ARTHUR MEE AND THE STRENGTH OF BRITAIN

by Maisie Robson

 

ISBN 978-0-9542318-4-2  (2006)  A5 pbk., 64pp. £2.00  Distributed on behalf of the Eynsford Hill Press

When intemperance is growing, Stop the tap! If through barrels ever flowing, All the nation's strength is going, Stop the tap!

If you would exalt the nation Stop the tap! Raise the low from degradation, Take away the strong temptation, Stop the tap!

In the dark days of the Great War, these Temperance sentiments (courtesy of the Band of Hope) struck a chord with Arthur Mee, champion of the Empire, Journalist in Chief to British Youth, and doughty Temperance campaigner.

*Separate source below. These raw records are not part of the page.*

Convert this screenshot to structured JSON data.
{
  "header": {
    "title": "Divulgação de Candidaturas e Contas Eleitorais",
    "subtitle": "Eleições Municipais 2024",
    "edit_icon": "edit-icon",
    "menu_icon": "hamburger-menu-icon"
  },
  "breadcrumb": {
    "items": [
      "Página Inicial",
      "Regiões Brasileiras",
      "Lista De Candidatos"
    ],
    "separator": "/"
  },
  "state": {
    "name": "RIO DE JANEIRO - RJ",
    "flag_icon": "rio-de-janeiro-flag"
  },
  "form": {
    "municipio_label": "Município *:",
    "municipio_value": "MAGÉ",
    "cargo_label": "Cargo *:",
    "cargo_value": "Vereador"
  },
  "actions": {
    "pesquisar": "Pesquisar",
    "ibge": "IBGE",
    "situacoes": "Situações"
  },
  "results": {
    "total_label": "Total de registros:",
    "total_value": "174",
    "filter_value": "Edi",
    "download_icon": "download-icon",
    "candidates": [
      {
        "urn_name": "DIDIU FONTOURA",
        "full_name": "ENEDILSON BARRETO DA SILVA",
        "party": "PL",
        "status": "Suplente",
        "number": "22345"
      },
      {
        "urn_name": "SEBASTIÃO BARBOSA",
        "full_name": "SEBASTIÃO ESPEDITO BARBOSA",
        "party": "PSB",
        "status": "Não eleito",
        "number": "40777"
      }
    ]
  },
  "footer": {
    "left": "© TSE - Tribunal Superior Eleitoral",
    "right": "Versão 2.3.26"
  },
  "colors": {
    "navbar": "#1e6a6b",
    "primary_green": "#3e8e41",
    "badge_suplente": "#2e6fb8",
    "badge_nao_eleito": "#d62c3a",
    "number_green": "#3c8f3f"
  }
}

Although raised in extreme poverty in Victorian Nottingham, Arthur was blessed with staunch Nonconformist parents and took to his heart the principles of the Baptist church which formed the basis of his education. He remained faithful to these principles when he became internationally famous as a journalist; and in the crisis of the First World War, he used his influence to found the Strength of Britain Campaign which is the subject of this latest book from the King's England Press.

The Temperance Movement was one of the most striking political engines of the Victorian Age, spawning a whole industry focussed on Temperance hymn books, novels, plays, pledge cards, hotels and hospitals, lecture tours and summer schools. Drink was scorned as "the devil in solution" and an Irish campaigner, Father Mathew, described public houses as "these pestiferous erections"! Many Nonconformist Christians attained their first taste of public speaking and political responsibility in organising this massive campaign.

Arthur Mee counted no less a figure than David Lloyd George among fellow Temperance campaigners, and Lloyd George's commitment to the cause gave heart to many "water drinkers" during the 1914-18 conflict. At a political meeting in Bangor, one Sunday afternoon in February 1915, Lloyd George warned that "drink is doing more damage in this war than all the German submarines put together". By October of the same year, he was expressing himself even more violently: "We are fighting Germany, Austria and Drink, and as far as I can see, the greatest of these deadly foes is Drink."

King George V, ever mindful of his duty in time of war, indicated that he would abstain from alcohol for the duration of the way if this was deemed necessary in the national interest. Lloyd George magicked this conditional assent into a positive statement that the King was a teetotaller, God bless him, and that the country would do well to follow suit. The King's decision was given wide publicity and was eagerly celebrated by the Temperance movement, as the pages of Arthur Mee and the Strength of Britain clearly demonstrate.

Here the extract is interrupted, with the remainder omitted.